After a time the hurry and excitement quieted down, for after scouts and patrols had done their work, the whole alarm was traced to one of the sentinels, who had heard whispering in the wood near which he was stationed, and had fired at once, his nearest fellow having taken up the signal, fired, and slowly fallen back.

“Better too much on the qui vive than too drowsy,” said the general, at last, good-humouredly. “I was afraid, Forrester, it was an attempt on the part of the enemy to escape.”

“And we could clear it all up with a word, Samson,” said Fred, who was full of self-reproach.

“But don’t you speak it, Master Fred,” whispered Samson, who had contrived to get another jerkin. “If you tell, they’ll go down to the wood, and find that brother of mine, and bring him in, and here he’ll be lying in clover, and doctored up, and enjoying himself, while poor we are slaving about in sunshine and rain, and often not getting anything to eat, or a rag to cover us.”

“I shall not speak, Samson, for there was no harm done,” said Fred, quietly; “but I wonder at your covering your enemy from the cold.”

“Needn’t wonder, sir. Didn’t I always cover my tender plants from the cold? It wasn’t because I liked them, but so as they’d be useful by-and-by. My brother Nat will be useful by-and-by. I want him.

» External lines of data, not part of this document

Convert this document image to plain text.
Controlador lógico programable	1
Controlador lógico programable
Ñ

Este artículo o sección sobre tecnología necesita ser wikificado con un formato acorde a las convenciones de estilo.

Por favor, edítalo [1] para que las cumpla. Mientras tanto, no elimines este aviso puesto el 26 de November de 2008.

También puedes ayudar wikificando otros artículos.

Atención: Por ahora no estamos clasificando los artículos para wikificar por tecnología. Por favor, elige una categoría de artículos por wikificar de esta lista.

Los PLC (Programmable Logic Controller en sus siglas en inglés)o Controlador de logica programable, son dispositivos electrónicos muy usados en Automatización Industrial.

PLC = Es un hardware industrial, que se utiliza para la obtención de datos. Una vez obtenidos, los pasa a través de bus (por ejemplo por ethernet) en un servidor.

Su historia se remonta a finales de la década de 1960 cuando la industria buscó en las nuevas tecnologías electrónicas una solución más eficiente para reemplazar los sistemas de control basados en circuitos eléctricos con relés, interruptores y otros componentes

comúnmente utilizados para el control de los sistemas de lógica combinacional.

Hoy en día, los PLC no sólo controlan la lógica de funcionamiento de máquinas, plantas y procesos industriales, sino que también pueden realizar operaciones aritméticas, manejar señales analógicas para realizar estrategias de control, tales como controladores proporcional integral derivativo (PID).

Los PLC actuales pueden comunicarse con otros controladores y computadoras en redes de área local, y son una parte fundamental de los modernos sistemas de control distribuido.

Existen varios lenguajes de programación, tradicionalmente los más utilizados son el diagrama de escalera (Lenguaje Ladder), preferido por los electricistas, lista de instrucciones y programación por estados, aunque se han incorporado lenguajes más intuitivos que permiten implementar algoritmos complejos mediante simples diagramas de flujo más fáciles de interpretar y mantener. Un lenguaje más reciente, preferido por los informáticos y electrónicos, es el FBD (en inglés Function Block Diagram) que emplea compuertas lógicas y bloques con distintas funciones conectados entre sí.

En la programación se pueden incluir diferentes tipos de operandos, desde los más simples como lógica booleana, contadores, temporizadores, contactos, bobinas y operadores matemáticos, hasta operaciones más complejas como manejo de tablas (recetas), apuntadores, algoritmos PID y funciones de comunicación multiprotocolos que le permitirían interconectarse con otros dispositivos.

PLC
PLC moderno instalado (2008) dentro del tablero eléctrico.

I shall give him such a lesson one of these days as shall make him ashamed of himself.”

A trumpet rang out again on the night air, and men dismounted, picketed their horses once more, and some lay down to snatch a few hours’ rest, while others sat together talking and asking one another questions about the attack they foresaw would most probably take place that day, for the night was waning, and they knew that before long the dawn would be showing in the east, and that it would be morn; while, in spite of plenty of sturdy courage and indifference to danger, there were men there who could not refrain from asking themselves whether they would live to see the next day.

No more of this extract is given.